We need to create safe places for boys in our schools, encourage this habit and foster a culture of reading. How will you mark this Global Literacy Day? Celebrate World Reading Day by grabbing a favorite text and reading it aloud. Have students bring their favorite book, magazine, script, newspaper, etc. Ask each student to choose an excerpt to read to the class. Also, hold a class discussion about the power of literacy.

This World Reading Day, spread the power of reading by doing one of the following activities in the room you are in.

Raise: Have several classroom “reads” throughout the day and talk together about the importance of global literacy to make this a special day of reading!

advocate: Spread the word about World Reading Day at school by hosting a school-wide reading event. Teachers are encouraged along with their students to make posters in the classroom to inform the school and community about the event. Participants can create bookmarks with information about the day and reading tips for their peers.

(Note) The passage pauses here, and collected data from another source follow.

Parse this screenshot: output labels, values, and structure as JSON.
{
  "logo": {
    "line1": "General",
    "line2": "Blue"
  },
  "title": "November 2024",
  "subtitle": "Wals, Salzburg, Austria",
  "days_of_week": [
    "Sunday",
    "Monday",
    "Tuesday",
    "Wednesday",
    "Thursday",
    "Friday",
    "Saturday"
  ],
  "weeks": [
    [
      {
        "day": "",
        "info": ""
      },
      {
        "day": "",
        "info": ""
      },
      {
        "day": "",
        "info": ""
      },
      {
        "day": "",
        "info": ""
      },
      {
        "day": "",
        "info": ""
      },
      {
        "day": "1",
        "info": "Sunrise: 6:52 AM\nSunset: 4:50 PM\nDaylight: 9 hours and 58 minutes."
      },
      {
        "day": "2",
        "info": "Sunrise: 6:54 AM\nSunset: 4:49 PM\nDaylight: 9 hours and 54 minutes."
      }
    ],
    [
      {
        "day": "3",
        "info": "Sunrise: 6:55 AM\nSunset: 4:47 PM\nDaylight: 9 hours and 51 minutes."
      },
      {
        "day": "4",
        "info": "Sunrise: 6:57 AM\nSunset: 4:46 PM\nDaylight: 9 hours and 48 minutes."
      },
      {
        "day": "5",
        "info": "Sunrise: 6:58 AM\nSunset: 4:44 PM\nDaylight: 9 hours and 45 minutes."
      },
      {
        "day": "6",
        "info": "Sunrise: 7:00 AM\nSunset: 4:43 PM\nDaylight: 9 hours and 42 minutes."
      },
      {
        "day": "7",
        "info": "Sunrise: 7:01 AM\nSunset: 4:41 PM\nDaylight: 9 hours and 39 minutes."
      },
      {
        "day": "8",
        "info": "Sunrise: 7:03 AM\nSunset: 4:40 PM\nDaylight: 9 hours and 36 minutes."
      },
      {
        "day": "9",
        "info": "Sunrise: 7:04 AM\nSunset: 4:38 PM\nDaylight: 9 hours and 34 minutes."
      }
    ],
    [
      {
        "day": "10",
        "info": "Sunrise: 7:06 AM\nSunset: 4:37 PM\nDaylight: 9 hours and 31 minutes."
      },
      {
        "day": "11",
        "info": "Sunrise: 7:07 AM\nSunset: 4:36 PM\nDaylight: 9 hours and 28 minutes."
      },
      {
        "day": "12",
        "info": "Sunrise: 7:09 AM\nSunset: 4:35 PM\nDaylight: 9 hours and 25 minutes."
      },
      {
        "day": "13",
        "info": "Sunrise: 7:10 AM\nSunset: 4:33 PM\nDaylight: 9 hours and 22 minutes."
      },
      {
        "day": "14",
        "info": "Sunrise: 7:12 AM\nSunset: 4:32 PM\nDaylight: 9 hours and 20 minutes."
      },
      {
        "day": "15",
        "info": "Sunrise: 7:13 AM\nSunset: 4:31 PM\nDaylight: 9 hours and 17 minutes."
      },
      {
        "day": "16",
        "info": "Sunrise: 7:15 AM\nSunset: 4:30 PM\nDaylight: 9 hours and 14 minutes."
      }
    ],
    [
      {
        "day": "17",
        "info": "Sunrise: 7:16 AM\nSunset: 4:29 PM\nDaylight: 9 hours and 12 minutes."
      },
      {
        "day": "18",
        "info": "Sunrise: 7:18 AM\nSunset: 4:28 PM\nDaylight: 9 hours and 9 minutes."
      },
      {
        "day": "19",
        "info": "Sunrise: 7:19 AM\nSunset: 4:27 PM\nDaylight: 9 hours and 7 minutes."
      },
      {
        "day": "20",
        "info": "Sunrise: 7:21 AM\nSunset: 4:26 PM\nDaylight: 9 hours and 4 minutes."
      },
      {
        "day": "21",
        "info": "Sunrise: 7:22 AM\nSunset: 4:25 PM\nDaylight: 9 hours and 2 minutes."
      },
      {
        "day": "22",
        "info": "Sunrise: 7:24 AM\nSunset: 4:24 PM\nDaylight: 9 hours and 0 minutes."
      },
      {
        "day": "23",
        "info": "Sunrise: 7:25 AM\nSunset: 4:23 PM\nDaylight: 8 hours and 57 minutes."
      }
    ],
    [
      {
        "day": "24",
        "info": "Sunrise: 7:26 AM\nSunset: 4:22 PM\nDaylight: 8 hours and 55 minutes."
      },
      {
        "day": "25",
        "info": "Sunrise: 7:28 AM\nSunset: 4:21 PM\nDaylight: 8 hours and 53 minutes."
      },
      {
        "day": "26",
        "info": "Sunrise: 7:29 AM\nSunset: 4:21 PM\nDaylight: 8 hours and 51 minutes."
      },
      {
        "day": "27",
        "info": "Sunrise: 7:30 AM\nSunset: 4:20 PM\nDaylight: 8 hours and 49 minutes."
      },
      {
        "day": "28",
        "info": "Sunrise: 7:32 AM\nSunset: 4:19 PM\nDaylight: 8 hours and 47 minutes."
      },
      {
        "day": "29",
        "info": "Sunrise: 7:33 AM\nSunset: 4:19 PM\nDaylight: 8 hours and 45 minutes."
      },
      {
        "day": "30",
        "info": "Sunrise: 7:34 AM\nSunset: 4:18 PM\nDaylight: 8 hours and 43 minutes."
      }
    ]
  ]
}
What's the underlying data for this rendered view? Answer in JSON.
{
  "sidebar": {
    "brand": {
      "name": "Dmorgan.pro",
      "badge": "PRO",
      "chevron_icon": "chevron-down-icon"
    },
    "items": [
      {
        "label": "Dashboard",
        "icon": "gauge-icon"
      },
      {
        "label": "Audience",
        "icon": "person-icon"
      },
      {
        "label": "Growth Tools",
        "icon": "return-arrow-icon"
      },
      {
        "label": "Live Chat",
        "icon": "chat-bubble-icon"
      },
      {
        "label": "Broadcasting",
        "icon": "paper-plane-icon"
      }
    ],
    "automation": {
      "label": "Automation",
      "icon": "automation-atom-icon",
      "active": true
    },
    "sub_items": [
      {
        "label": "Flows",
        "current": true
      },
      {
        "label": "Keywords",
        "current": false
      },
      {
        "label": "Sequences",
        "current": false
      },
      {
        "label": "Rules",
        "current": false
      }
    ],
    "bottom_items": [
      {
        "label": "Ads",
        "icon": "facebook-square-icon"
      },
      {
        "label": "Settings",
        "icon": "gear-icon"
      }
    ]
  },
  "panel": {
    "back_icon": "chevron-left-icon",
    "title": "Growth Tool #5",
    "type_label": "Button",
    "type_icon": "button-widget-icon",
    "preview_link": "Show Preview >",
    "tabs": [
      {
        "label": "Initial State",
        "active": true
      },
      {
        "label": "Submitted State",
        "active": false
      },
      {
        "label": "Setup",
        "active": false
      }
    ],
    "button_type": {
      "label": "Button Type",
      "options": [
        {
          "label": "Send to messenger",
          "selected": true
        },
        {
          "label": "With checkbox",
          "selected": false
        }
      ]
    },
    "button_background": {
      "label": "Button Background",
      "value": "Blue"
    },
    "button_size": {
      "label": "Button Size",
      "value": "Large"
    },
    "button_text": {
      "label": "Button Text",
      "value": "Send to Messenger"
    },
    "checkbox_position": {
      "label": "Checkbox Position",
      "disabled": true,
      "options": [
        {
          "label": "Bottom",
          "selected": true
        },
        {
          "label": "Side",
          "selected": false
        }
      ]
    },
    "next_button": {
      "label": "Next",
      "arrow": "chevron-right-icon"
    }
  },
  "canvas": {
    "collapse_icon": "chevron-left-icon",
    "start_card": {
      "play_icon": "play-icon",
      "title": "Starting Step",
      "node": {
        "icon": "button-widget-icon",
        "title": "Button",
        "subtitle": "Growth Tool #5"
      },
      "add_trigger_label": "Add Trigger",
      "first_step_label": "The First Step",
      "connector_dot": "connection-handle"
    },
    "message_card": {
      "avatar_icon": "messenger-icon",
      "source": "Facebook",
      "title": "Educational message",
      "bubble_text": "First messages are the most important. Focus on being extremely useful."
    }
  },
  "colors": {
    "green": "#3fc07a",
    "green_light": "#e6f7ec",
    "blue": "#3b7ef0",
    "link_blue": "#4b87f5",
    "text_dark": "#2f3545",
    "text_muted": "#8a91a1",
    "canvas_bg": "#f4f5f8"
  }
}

Innovieren: Share World Read Aloud Day by creating podcasts, blogs and projects on various social media platforms. Fortunately, a significant number of schools have resumed face-to-face classes since the shutdown caused by the COVID-19 pandemic, and this will no doubt add that special dimension to this Global Literacy Day.

Ways to celebrate World Reading Day

It is evident that more funding and more private/public partnerships are needed to support many schools in building their reading programmes. Regardless, how will you watch WRAD? Will your students read to younger students in the school or neighboring schools? Will you invite a local author to your school? Will some of our dancehall artists visit their alma mater and read to the current students? How about visiting a children's or old people's home and reading to the residents? What about the church or the homework center? Maybe there is a literacy club at your school? It is imperative that we all lend our voice to such an important global event.

In the words of Kate DiCamillo, reading should not be presented to children as a chore or chore. It should be offered to them as a precious gift.

Wayne Campbell is an educator and social commentator interested in development politics as it impacts cultural and/or gender issues.